Have you been to an ice cream store lately? Last week I went to a Haagen Daaz in Bethesda to get two single scoop cones (one cone was candy coated). The price: $10.
Let’s think about this for a second… a half-gallon of ice cream at the grocery store is about $4 if you get the one that’s on sale. For another $6 I can get cones, whipped cream, and cherries. For $10 I can throw an ice cream PARTY.
“But don’t you go to Starbucks and pay $4 for a cup of crappy coffee?”
Yes I do, but I also sit down for two hours and check out girls while I read newspapers, magazines, and books for free (Barnes and Noble Starbucks baby). At Starbucks I pay for a lifestyle experience of people watching and making my breath smell like ass, while at an ice cream store I just want some ice cream. And notice how no one actually eats inside an ice cream store, which usually is about the size of the Jiffy Lube waiting room. It’s too much of a risk to sit down at that table in the corner that you know is stickier than that a frat boy’s bedsheets.
DCB Sticky Rating’s:
1. Baskin Robins. What I don’t understand is how they are able to charge prices on par with Ben and Jerry’s when they are the McDonalds of the ice cream world. They share space with Dunkin Donuts for crying out loud. Their ice cream is good but their aggressive tip jar placements make me feel guilty every time I don’t tip, which is all the time. 2 sticky hands out of 4.

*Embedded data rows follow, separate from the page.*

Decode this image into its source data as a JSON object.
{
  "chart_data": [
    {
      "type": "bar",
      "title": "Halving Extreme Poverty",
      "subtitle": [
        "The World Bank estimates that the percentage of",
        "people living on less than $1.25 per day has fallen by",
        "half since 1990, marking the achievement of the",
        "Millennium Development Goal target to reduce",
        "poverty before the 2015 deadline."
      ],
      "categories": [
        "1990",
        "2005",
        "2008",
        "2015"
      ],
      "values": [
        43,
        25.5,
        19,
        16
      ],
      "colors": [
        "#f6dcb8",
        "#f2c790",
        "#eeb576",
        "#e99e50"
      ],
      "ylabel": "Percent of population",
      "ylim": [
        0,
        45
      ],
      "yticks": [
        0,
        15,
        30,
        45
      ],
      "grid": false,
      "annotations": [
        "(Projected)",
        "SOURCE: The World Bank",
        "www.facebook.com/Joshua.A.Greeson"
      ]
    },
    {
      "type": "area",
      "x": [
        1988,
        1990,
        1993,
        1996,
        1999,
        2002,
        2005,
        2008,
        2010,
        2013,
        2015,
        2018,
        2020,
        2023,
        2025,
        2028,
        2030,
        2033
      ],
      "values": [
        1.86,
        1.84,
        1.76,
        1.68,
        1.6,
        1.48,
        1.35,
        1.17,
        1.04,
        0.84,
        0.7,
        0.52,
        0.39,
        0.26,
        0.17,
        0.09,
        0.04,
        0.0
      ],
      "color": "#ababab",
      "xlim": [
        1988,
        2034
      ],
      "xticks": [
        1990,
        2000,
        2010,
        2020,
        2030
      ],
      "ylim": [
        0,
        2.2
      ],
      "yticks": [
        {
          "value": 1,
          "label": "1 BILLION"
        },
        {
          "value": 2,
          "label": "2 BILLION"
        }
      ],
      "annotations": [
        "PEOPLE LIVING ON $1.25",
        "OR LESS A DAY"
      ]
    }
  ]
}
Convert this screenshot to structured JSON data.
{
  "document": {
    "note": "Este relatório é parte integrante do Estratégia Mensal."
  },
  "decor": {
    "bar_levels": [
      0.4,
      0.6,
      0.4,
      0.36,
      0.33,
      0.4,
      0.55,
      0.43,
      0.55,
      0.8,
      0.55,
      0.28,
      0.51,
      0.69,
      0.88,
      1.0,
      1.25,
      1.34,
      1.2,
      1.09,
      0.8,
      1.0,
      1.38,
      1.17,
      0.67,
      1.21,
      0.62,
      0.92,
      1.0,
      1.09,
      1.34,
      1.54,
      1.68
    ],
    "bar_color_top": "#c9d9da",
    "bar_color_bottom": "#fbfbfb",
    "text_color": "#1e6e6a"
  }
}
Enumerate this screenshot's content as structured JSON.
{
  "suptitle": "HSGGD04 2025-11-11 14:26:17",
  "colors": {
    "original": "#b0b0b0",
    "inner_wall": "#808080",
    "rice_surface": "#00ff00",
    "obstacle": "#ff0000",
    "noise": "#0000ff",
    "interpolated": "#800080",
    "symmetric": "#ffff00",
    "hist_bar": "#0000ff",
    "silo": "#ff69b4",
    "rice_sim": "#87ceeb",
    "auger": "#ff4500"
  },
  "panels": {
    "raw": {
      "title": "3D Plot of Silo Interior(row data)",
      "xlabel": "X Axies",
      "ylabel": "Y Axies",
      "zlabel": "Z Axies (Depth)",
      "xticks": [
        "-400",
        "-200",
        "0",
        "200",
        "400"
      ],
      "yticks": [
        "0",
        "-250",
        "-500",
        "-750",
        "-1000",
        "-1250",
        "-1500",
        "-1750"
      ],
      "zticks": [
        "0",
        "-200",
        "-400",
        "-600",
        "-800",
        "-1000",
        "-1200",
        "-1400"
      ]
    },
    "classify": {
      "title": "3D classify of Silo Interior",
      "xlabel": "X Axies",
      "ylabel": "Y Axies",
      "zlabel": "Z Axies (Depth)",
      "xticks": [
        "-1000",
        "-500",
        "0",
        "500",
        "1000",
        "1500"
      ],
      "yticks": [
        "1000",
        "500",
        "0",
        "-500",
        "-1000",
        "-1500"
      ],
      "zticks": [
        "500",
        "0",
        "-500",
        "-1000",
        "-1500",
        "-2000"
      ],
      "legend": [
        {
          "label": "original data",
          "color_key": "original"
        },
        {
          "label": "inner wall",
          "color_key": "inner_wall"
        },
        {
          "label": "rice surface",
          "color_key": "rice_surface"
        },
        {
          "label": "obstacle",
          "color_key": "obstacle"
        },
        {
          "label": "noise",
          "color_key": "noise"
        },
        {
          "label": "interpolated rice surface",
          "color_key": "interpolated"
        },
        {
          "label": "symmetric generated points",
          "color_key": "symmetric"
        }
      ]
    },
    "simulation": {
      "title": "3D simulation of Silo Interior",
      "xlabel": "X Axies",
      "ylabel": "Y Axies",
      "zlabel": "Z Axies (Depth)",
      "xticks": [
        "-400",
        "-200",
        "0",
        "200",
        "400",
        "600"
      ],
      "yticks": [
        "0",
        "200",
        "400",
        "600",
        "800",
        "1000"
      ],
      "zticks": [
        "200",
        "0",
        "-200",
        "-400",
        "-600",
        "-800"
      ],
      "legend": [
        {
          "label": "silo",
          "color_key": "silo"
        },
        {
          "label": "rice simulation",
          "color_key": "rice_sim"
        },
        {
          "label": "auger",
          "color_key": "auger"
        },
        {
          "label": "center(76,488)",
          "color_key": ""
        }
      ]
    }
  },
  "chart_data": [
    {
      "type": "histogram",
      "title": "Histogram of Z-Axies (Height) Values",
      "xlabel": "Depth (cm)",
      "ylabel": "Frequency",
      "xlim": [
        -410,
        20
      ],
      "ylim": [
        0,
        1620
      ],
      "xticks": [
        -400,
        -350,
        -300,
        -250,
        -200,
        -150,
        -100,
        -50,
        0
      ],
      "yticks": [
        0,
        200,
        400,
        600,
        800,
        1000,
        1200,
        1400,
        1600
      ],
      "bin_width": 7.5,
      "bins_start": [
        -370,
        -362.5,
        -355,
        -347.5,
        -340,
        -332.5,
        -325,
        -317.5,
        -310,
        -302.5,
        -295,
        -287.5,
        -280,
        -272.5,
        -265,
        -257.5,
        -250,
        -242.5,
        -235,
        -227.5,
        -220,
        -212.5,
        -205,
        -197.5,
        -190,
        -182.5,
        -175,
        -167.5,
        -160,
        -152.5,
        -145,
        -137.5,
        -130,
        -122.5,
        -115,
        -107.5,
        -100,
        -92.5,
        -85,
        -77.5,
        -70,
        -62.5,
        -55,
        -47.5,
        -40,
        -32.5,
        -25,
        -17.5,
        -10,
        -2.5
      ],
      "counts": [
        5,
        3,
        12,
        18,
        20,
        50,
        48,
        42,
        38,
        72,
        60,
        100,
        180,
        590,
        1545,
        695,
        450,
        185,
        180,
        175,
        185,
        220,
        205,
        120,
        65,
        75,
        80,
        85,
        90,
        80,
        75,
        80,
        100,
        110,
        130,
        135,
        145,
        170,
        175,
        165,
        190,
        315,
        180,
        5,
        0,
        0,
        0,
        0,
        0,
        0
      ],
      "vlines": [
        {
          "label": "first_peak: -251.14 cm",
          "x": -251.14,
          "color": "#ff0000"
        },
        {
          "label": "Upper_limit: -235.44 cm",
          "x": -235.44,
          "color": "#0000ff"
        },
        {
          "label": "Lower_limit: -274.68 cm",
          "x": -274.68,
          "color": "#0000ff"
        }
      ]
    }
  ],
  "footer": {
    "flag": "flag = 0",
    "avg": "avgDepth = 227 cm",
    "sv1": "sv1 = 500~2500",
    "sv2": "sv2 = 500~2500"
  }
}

2. Haagen Daaz. The Ben & Jerry wannabe’s. Now that we are living in a patriotic conservative state, I think it is appropriate to change the name of this place to something less German, like Happy Days, which is probably what Haagen Daaz stands for anyway. 2 and a half sticky hands out of 4.
3. Ben & Jerry’s. I lube myself up really good when I go here because I know it’s going to hurt at the cash register. Nevertheless, their Chocolate Chip Cookie Dough ice cream is more enjoyable than a date with a DC girl. 4 sticky hands out of 4.
These ice cream places don’t need to look farther than the movie theater business to see what happens when you increase prices without increasing the experience.